Profit: How is technology impacting how we work and collaborate?
Baghai: Particularly for the five archetypes that are less command and control and more agile and adaptive, technology ends up being really, really critical. If you look at “Architect & Builders,” which by the way is the most frequent model we observe, technology systems are really important. The most important thing is getting everyone on the same version of the blueprint. This is a mode you see whenever there’s a major project requiring a really current up-to-date information system where everyone can go back to a single source of truth.
Look at Tata building the Nano, the $2,000 car. There are hundreds of suppliers simultaneously designing bits of pieces. If someone changes the crankshaft, there are down flow changes for 20 other suppliers. They literally had a daily conference call to synchronize people, but the idea was that everyone had to stay on the current version of the blueprint.
We think another archetype, “Captain & Sports Team,” is really important in highly turbulent areas where you need people to be able to have agility and make decisions in the field independent of head office. They need real live information systems so ERP information can be pushed out to them and available on their iPhone or iPad or whatever they’re carrying. That way they can make the best decision on the spot based on the information that’s available.
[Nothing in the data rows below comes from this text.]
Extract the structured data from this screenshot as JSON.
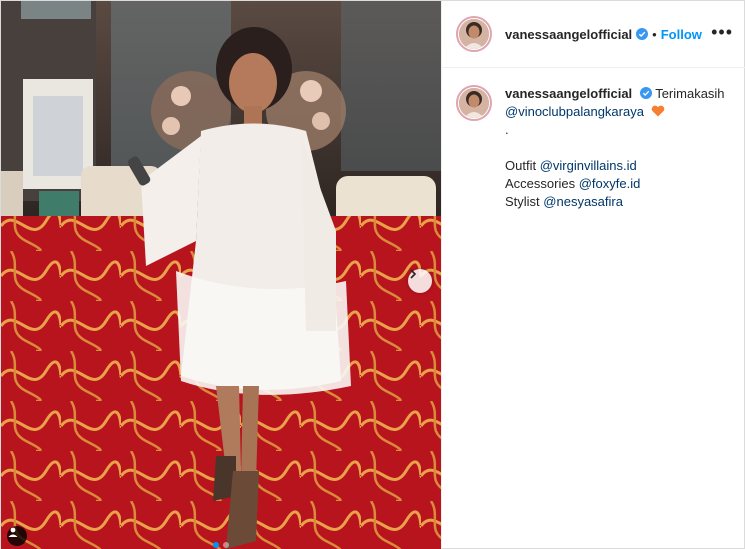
{
  "header": {
    "username": "vanessaangelofficial",
    "separator": "•",
    "follow_label": "Follow",
    "more_label": "•••",
    "avatar_icon": "profile-avatar"
  },
  "caption": {
    "username": "vanessaangelofficial",
    "text_intro": "Terimakasih",
    "mention_club": "@vinoclubpalangkaraya",
    "dot_line": ".",
    "outfit_label": "Outfit",
    "outfit_mention": "@virginvillains.id",
    "accessories_label": "Accessories",
    "accessories_mention": "@foxyfe.id",
    "stylist_label": "Stylist",
    "stylist_mention": "@nesyasafira",
    "emoji": "orange-heart-icon"
  },
  "carousel": {
    "total_slides": 2,
    "active_slide": 1,
    "next_icon": "chevron-right-icon",
    "tag_icon": "user-tag-icon"
  },
  "colors": {
    "accent": "#0095f6",
    "mention": "#00376b",
    "verified": "#3897f0",
    "heart": "#f77f2f"
  }
}
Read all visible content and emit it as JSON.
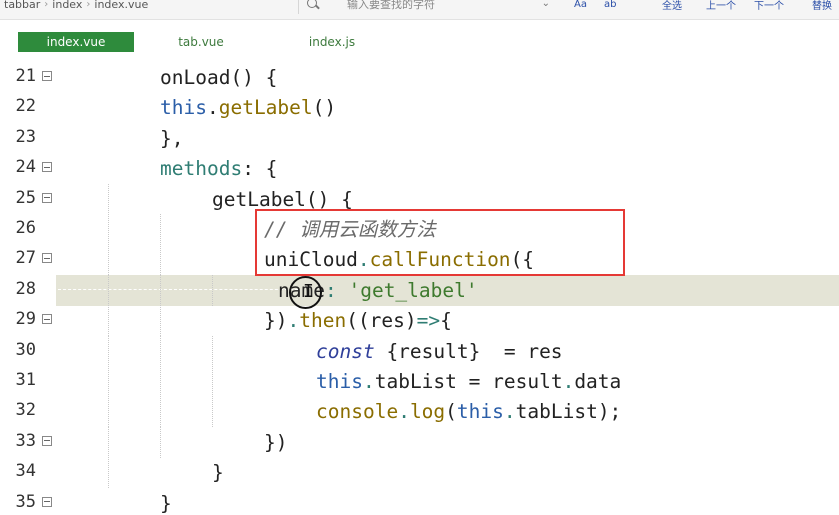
{
  "breadcrumb": [
    "tabbar",
    "index",
    "index.vue"
  ],
  "search": {
    "placeholder": "输入要查找的字符"
  },
  "toolbar": {
    "aa": "Aa",
    "ab": "ab",
    "select_all": "全选",
    "prev": "上一个",
    "next": "下一个",
    "replace": "替换"
  },
  "tabs": [
    {
      "label": "index.vue",
      "active": true
    },
    {
      "label": "tab.vue",
      "active": false
    },
    {
      "label": "index.js",
      "active": false
    }
  ],
  "editor": {
    "current_line": 28,
    "lines": [
      {
        "n": "21",
        "fold": true,
        "tokens": [
          [
            "pun",
            "onLoad() {"
          ]
        ]
      },
      {
        "n": "22",
        "fold": false,
        "tokens": [
          [
            "this",
            "this"
          ],
          [
            "pun",
            "."
          ],
          [
            "fn",
            "getLabel"
          ],
          [
            "pun",
            "()"
          ]
        ]
      },
      {
        "n": "23",
        "fold": false,
        "tokens": [
          [
            "pun",
            "},"
          ]
        ]
      },
      {
        "n": "24",
        "fold": true,
        "tokens": [
          [
            "kw",
            "methods"
          ],
          [
            "pun",
            ": {"
          ]
        ]
      },
      {
        "n": "25",
        "fold": true,
        "tokens": [
          [
            "pun",
            "getLabel() {"
          ]
        ]
      },
      {
        "n": "26",
        "fold": false,
        "tokens": [
          [
            "cm",
            "// 调用云函数方法"
          ]
        ]
      },
      {
        "n": "27",
        "fold": true,
        "tokens": [
          [
            "pun",
            "uniCloud"
          ],
          [
            "kw",
            "."
          ],
          [
            "fn",
            "callFunction"
          ],
          [
            "pun",
            "({"
          ]
        ]
      },
      {
        "n": "28",
        "fold": false,
        "tokens": [
          [
            "pun",
            "name"
          ],
          [
            "kw",
            ":"
          ],
          [
            "pun",
            " "
          ],
          [
            "str",
            "'get_label'"
          ]
        ]
      },
      {
        "n": "29",
        "fold": true,
        "tokens": [
          [
            "pun",
            "})"
          ],
          [
            "kw",
            "."
          ],
          [
            "fn",
            "then"
          ],
          [
            "pun",
            "((res)"
          ],
          [
            "kw",
            "=>"
          ],
          [
            "pun",
            "{"
          ]
        ]
      },
      {
        "n": "30",
        "fold": false,
        "tokens": [
          [
            "it",
            "const"
          ],
          [
            "pun",
            " {result}  = res"
          ]
        ]
      },
      {
        "n": "31",
        "fold": false,
        "tokens": [
          [
            "this",
            "this"
          ],
          [
            "kw",
            "."
          ],
          [
            "pun",
            "tabList = result"
          ],
          [
            "kw",
            "."
          ],
          [
            "pun",
            "data"
          ]
        ]
      },
      {
        "n": "32",
        "fold": false,
        "tokens": [
          [
            "fn",
            "console"
          ],
          [
            "kw",
            "."
          ],
          [
            "fn",
            "log"
          ],
          [
            "pun",
            "("
          ],
          [
            "this",
            "this"
          ],
          [
            "kw",
            "."
          ],
          [
            "pun",
            "tabList);"
          ]
        ]
      },
      {
        "n": "33",
        "fold": true,
        "tokens": [
          [
            "pun",
            "})"
          ]
        ]
      },
      {
        "n": "34",
        "fold": false,
        "tokens": [
          [
            "pun",
            "}"
          ]
        ]
      },
      {
        "n": "35",
        "fold": true,
        "tokens": [
          [
            "pun",
            "}"
          ]
        ]
      }
    ]
  },
  "colors": {
    "active_tab_bg": "#2e8b3c",
    "annotation_box": "#e53935",
    "current_line_bg": "#e4e4d6"
  }
}
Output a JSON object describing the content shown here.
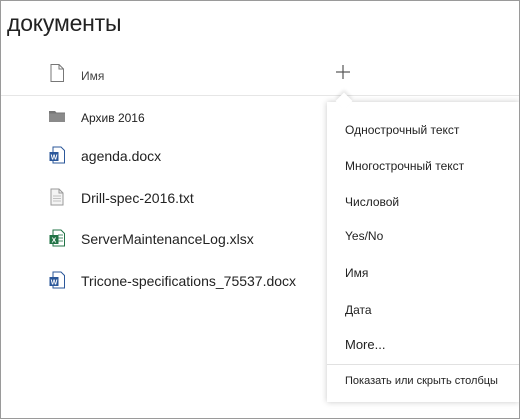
{
  "library": {
    "title": "документы",
    "column_name_label": "Имя"
  },
  "files": [
    {
      "name": "Архив 2016",
      "type": "folder-icon"
    },
    {
      "name": "agenda.docx",
      "type": "word-icon"
    },
    {
      "name": "Drill-spec-2016.txt",
      "type": "text-file-icon"
    },
    {
      "name": "ServerMaintenanceLog.xlsx",
      "type": "excel-icon"
    },
    {
      "name": "Tricone-specifications_75537.docx",
      "type": "word-icon"
    }
  ],
  "column_menu": {
    "items": [
      "Однострочный текст",
      "Многострочный текст",
      "Числовой",
      "Yes/No",
      "Имя",
      "Дата",
      "More..."
    ],
    "footer": "Показать или скрыть столбцы"
  },
  "colors": {
    "word_blue": "#2b579a",
    "excel_green": "#217346",
    "folder_gray": "#767676",
    "menu_shadow": "#cccccc"
  }
}
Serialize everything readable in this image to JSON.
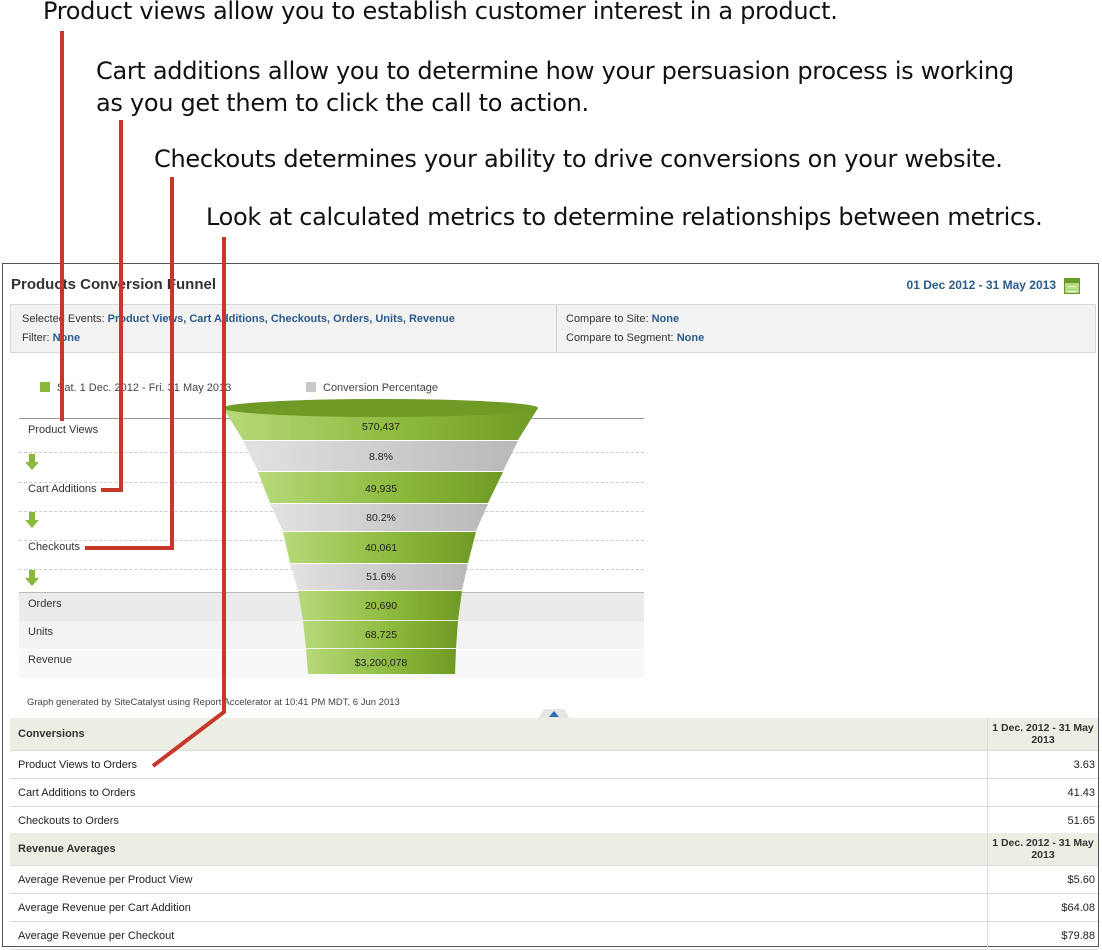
{
  "annotations": {
    "a1": "Product views allow you to establish customer interest in a product.",
    "a2_line1": "Cart additions allow you to determine how your persuasion process is working",
    "a2_line2": "as you get them to click the call to action.",
    "a3": "Checkouts determines your ability to drive conversions on your website.",
    "a4": "Look at calculated metrics to determine relationships between metrics."
  },
  "report": {
    "title": "Products Conversion Funnel",
    "date_range": "01 Dec 2012 - 31 May 2013",
    "calendar_icon": "calendar-icon",
    "selected_events_label": "Selected Events:",
    "selected_events_value": "Product Views, Cart Additions, Checkouts, Orders, Units, Revenue",
    "filter_label": "Filter:",
    "filter_value": "None",
    "compare_site_label": "Compare to Site:",
    "compare_site_value": "None",
    "compare_segment_label": "Compare to Segment:",
    "compare_segment_value": "None"
  },
  "legend": {
    "series1": "Sat.  1 Dec. 2012 - Fri. 31 May 2013",
    "series2": "Conversion Percentage",
    "color1": "#8ab83a",
    "color2": "#c9c9c9"
  },
  "funnel": {
    "rows": [
      "Product Views",
      "Cart Additions",
      "Checkouts",
      "Orders",
      "Units",
      "Revenue"
    ],
    "bands": [
      "570,437",
      "8.8%",
      "49,935",
      "80.2%",
      "40,061",
      "51.6%",
      "20,690",
      "68,725",
      "$3,200,078"
    ],
    "arrow_icon": "down-arrow-icon"
  },
  "graph_note": "Graph generated by SiteCatalyst using Report Accelerator at 10:41 PM MDT,  6 Jun 2013",
  "conversions": {
    "header": "Conversions",
    "date_header": "1 Dec. 2012 - 31 May 2013",
    "rows": [
      {
        "label": "Product Views to Orders",
        "value": "3.63"
      },
      {
        "label": "Cart Additions to Orders",
        "value": "41.43"
      },
      {
        "label": "Checkouts to Orders",
        "value": "51.65"
      }
    ]
  },
  "revenue": {
    "header": "Revenue Averages",
    "date_header": "1 Dec. 2012 - 31 May 2013",
    "rows": [
      {
        "label": "Average Revenue per Product View",
        "value": "$5.60"
      },
      {
        "label": "Average Revenue per Cart Addition",
        "value": "$64.08"
      },
      {
        "label": "Average Revenue per Checkout",
        "value": "$79.88"
      }
    ]
  },
  "colors": {
    "leader": "#c8382a",
    "green": "#8ab83a",
    "gray_band": "#c9c9c9",
    "link": "#2b5b8a"
  }
}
As you even begin to think about an ERP process, thinking about the dominant archetypes of an organization can actually highlight the way the ERP can reinforce business success.
Profit: How do you want executives to use the book?
Baghai: We see this not as a book that you read and stick on a bookshelf, but as a book you hang on to. We lay out the eight archetypes and describe each one in depth — and we share what the analytics said were the six most defining characteristics of each model. But most importantly, we talk about where each model is effective and where it is not. And we also offer 21 questions at the end of each chapter that people can ask themselves to be more effective.
Initially it’s helpful for leaders to say “Let’s just be clear about how we work and communicate throughout the organization.” But every quarter, or every six months, this is a book that you might pull out and say, “I am still trying to enforce this ‘Conductor & Orchestra’ culture in this place — is there anything else I haven’t done that might help me be even more effective in this place? Let me just go through this list of questions.”
And leaders can copy some of the case studies we’ve given and say, “I just want to share these four pages with my people because it’s a great example of dissent and I don’t thinking in our ‘Producer & Creative’ team we’re dissenting enough.” So, again, we’re creating material that a leader could use to align people to the culture they want.